Su scala di un Paese o di un intero pezzo di continente, è quella che il banchiere Krisztian Orban chiama «la versione europea dei subprime: una follia collettiva in cui tutti hanno ingannato se stessi pensando di uscirne prima del crollo». Orban, fondatore e direttore generale della boutique finanziaria Oriens, parla con un accento americano da capitalista irriducibile. Ma verso le banche sbarcate qui con l’ingresso dell’Ue, protagoniste del boom del credito e di grandi profitti negli anni buoni, non è tenero. «Ci risulta che le filiali di Budapest hanno istruzioni dalle case-madri europee di non rinnovare neanche i prestiti esistenti – sostiene ”. Molte imprese stanno saltando, la disoccupazione cresce ».
 qui che questo banchiere d’affari e molti altri nelle élite magiare si sentono traditi. «Abbiamo privatizzato a tappeto, rinunciato ai campioni nazionali, aperto il settore finanziario più rapidamente di quanto abbiano mai fatto Francia o Italia – accusa Orban ”. Siamo stati i primi tifosi del mercato europeo, più di voi. Ci sentiamo ingannati».
La reazione non si farà attendere. Viktor Orban, uno dei padri dell’Ungheria democratica, si aggira già sovreccitato, in maniche di una camicia da boscaiolo, per tappeti rossi del Parlamento. Parla con tutti, confabula, promette. Si infiamma come un vero capo.

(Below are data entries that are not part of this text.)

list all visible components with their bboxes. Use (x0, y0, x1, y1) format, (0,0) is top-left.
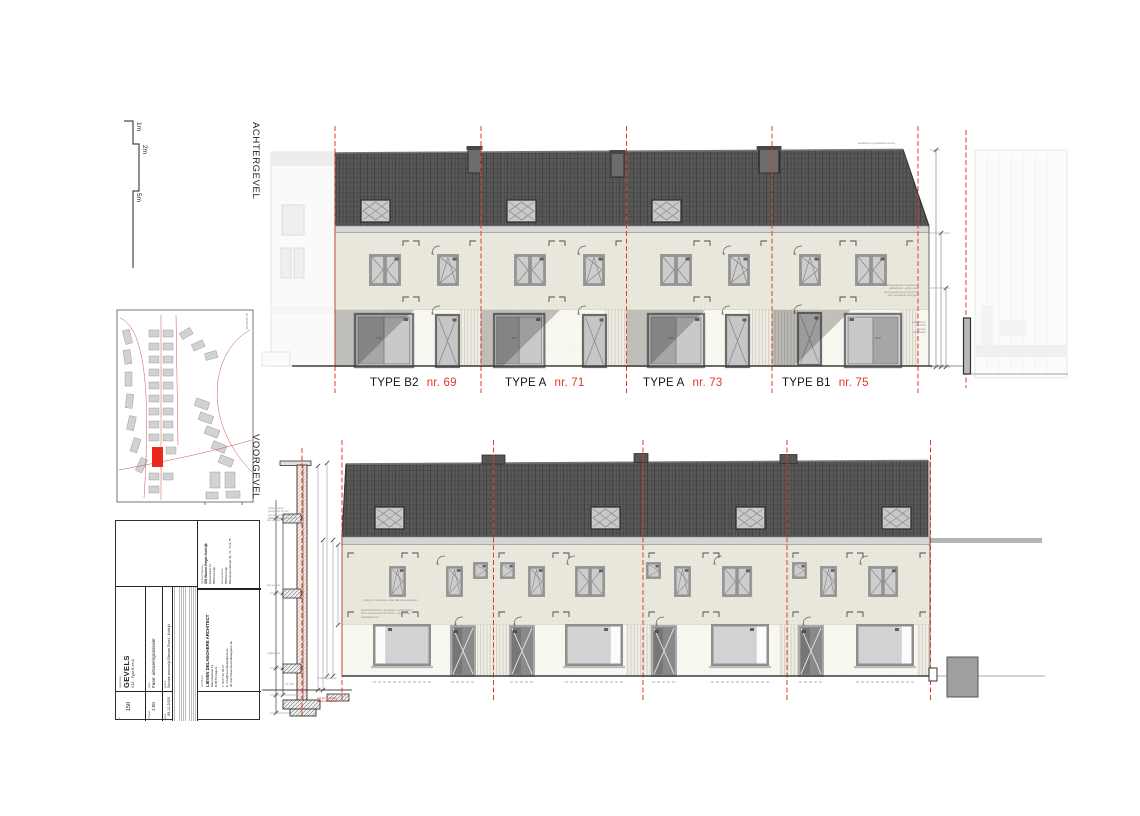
map-location-marker (152, 447, 163, 467)
window-icon (528, 566, 545, 597)
number-label: nr. (117, 693, 121, 720)
window-icon (575, 566, 605, 597)
window-icon (728, 254, 750, 286)
window-icon (854, 624, 916, 668)
window-icon (563, 624, 625, 668)
unit-type: TYPE A (505, 377, 546, 389)
title-block-number-cell: nr. 150 (116, 691, 146, 721)
window-icon (473, 562, 488, 579)
unit-number: nr. 73 (692, 377, 722, 389)
rear-roof-note: aansluiten op bestaande woning (858, 142, 920, 145)
rear-neighbour-right (975, 150, 1067, 378)
roof-window-icon (736, 507, 765, 529)
chimney-icon (610, 150, 626, 177)
front-door-icon (652, 626, 676, 676)
site-plan-map (117, 310, 253, 505)
drawing-subtitle: V12 - Type B en A (131, 590, 135, 688)
rear-elevation-title: ACHTERGEVEL (250, 122, 261, 199)
title-block-project-cell: project: Sociale woonwijk Blauwe Poort -… (163, 586, 173, 691)
front-note-b: gevelmetselwerk in gevelsteen, wildverba… (361, 609, 441, 619)
roof-window-icon (375, 507, 404, 529)
front-door-icon (510, 626, 534, 676)
drawing-title: GEVELS (122, 590, 131, 688)
door-icon (436, 315, 459, 367)
architect-label: architect: (200, 594, 204, 687)
rear-wall-note: gevelmetselwerk in gevelsteen wildverban… (828, 284, 918, 297)
map-figure-label: fig. 09-A4-B2 (245, 313, 249, 329)
roof-window-icon (591, 507, 620, 529)
door-icon (583, 315, 606, 367)
title-block-revisions (173, 586, 197, 721)
window-icon (646, 562, 661, 579)
rear-neighbour-left (262, 152, 335, 366)
site-line-2: Blauwepoortstraat 69, 71, 73 & 75 (228, 525, 232, 584)
window-icon (709, 624, 771, 668)
door-icon (726, 315, 749, 367)
rear-gutter (335, 226, 929, 233)
unit-type: TYPE B2 (370, 377, 419, 389)
scale-value: 1:50 (151, 693, 156, 720)
project-name: Sociale woonwijk Blauwe Poort - Kortrijk (167, 590, 171, 688)
unit-type: TYPE B1 (782, 377, 831, 389)
title-block-architect-cell: architect: LIEVEN DELAEGHERE ARCHITECT M… (197, 589, 261, 691)
architectural-drawing-sheet: { "sheet": {"bg": "#ffffff"}, "colors": … (0, 0, 1140, 816)
window-icon (799, 254, 821, 286)
roof-window-icon (361, 200, 390, 222)
dimension-lines (327, 463, 338, 676)
unit-type: TYPE A (643, 377, 684, 389)
boundary-post (964, 318, 971, 374)
chimney-icon (757, 146, 782, 173)
scale-label-1m: 1m (135, 122, 142, 131)
date-value: 09.12.2020 (167, 693, 171, 721)
wall-section-detail (262, 448, 352, 718)
window-icon (722, 566, 752, 597)
unit-label-71: TYPE Anr. 71 (505, 377, 584, 389)
title-block-drawing-cell: tekening: GEVELS V12 - Type B en A (116, 586, 146, 691)
unit-number: nr. 75 (839, 377, 869, 389)
title-block-spare-cell (197, 691, 261, 721)
front-door-icon (799, 626, 823, 676)
window-icon (514, 254, 546, 286)
client-address-2: 8500 Kortrijk (212, 525, 216, 584)
garden-wall (930, 538, 1042, 543)
architect-website: W. http://www.lievendelaeghere.be (229, 594, 233, 687)
roof-window-icon (882, 507, 911, 529)
roof-window-icon (652, 200, 681, 222)
front-note-a: dorpels in aluminium onder alle raamopen… (363, 599, 433, 602)
title-block-date-cell: datum: 09.12.2020 (163, 691, 173, 721)
section-red-note: pas op te metsen vanaf niveau werf (317, 697, 351, 704)
front-gutter (342, 537, 930, 545)
window-icon (389, 566, 406, 597)
window-icon (855, 254, 887, 286)
title-block-client-cell: opdrachtgever: SM Wonen Regio Kortrijk N… (197, 521, 261, 589)
section-foot-note: funderingsaanzet (318, 677, 336, 680)
front-elevation (262, 440, 1045, 718)
sliding-door-icon (845, 314, 901, 367)
window-icon (660, 254, 692, 286)
plan-number: 150 (126, 693, 132, 720)
rear-elevation (262, 126, 1068, 393)
section-level-zero: niv. 0.00 (285, 683, 294, 686)
window-icon (371, 624, 433, 668)
window-icon (446, 566, 463, 597)
rear-cladding-note: bekleding in verticale houten planchette… (896, 321, 926, 334)
chimney-icon (780, 455, 797, 464)
title-block: nr. 150 tekening: GEVELS V12 - Type B en… (115, 520, 260, 720)
front-door-icon (451, 626, 475, 676)
chimney-icon (467, 146, 483, 173)
window-icon (674, 566, 691, 597)
front-roof (342, 461, 928, 538)
unit-number: nr. 69 (427, 377, 457, 389)
roof-window-icon (507, 200, 536, 222)
title-block-phase-cell: fase: Fase: uitvoeringsdossier (146, 586, 163, 691)
title-block-scale-cell: schaal: 1:50 (146, 691, 163, 721)
unit-label-69: TYPE B2nr. 69 (370, 377, 457, 389)
window-icon (868, 566, 898, 597)
rear-roof (335, 150, 929, 227)
boundary-post (929, 668, 937, 681)
dimension-lines (930, 150, 950, 367)
scale-label-5m: 5m (135, 193, 142, 202)
window-icon (583, 254, 605, 286)
chimney-icon (634, 454, 648, 463)
phase-value: Fase: uitvoeringsdossier (151, 590, 156, 688)
window-icon (437, 254, 459, 286)
window-icon (792, 562, 807, 579)
map-scale-ticks (205, 502, 242, 505)
title-block-empty-cell (116, 521, 197, 586)
garden-shed (947, 657, 978, 697)
unit-label-75: TYPE B1nr. 75 (782, 377, 869, 389)
unit-label-73: TYPE Anr. 73 (643, 377, 722, 389)
architect-address-2: B-8870 Izegem (214, 594, 218, 687)
window-icon (369, 254, 401, 286)
unit-number: nr. 71 (554, 377, 584, 389)
window-icon (500, 562, 515, 579)
front-elevation-title: VOORGEVEL (250, 434, 261, 499)
scale-label-2m: 2m (141, 145, 148, 154)
window-icon (820, 566, 837, 597)
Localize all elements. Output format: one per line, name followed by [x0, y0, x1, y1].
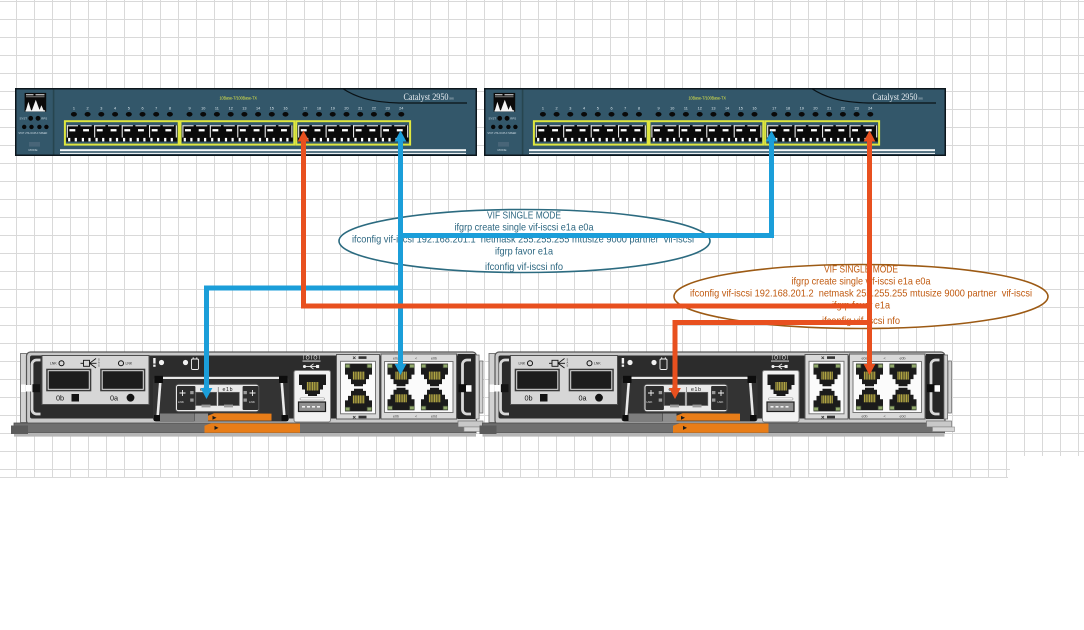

Sa che dopo il voto, previsto entro un anno, tornerà lui al potere con i suoi conservatori e da subito lancia segnali alle famiglie indebitate: metterà un tetto alla presenza delle banche estere, ha detto in un recente discorso, mai più oltre la metà del mercato nazionale. Fodor è molto più cauto (« il gioco del mercato - sostiene - ma le banche ci diano ancora credito») e anche i socialisti evitano attentamente il populismo anti-europeo. Forse perché qui, nel pieno di questa crisi, sta riemergendo uno dei grandi traumi del socialismo: tutti dentro e fuori il Parlamento ricordano sì la carenza di libertà, ma di più ancora quella di liquidità. Il ricorso eccessivo ai capitali esteri si spiega anche in reazione a quella carestia atavica e il nuovo collasso del credito agita nel sonno vecchi fantasmi sovietici.
«Forse siamo stati un po’ frettolosi nell’aprire il nostro mercato ma prima del cambio di regime il credito ci è mancato tanto », spiega Ildikò Lendvai. Questa signora, capogruppo dei socialisti di Gyurksany in parlamento, nel passato regime guidava la commissione per la censura della stampa. Oggi invece è molto addentro ai negoziati che il governo conduce ancora con le banche estere perché non voltino le spalle all’Ungheria, «Unicredit e Intesa Sanpaolo incluse », dice.
Mark Szabò, analista del Perspective Institute, rincara: la ritirata degli istituti europei adesso che c’è la crisi sarebbe «moralmente ingiustificabile».
Perché quando Gyurksany è andato in parlamento a dire che non ce la fa più, fuori i manifestanti erano poche decine. Ma se anche il prossimo governo fallisce e la crisi si avvita davvero, un capro espiatorio c’è già: quelle che qui chiamano le «banche madri», rischiano di diventare matrigne.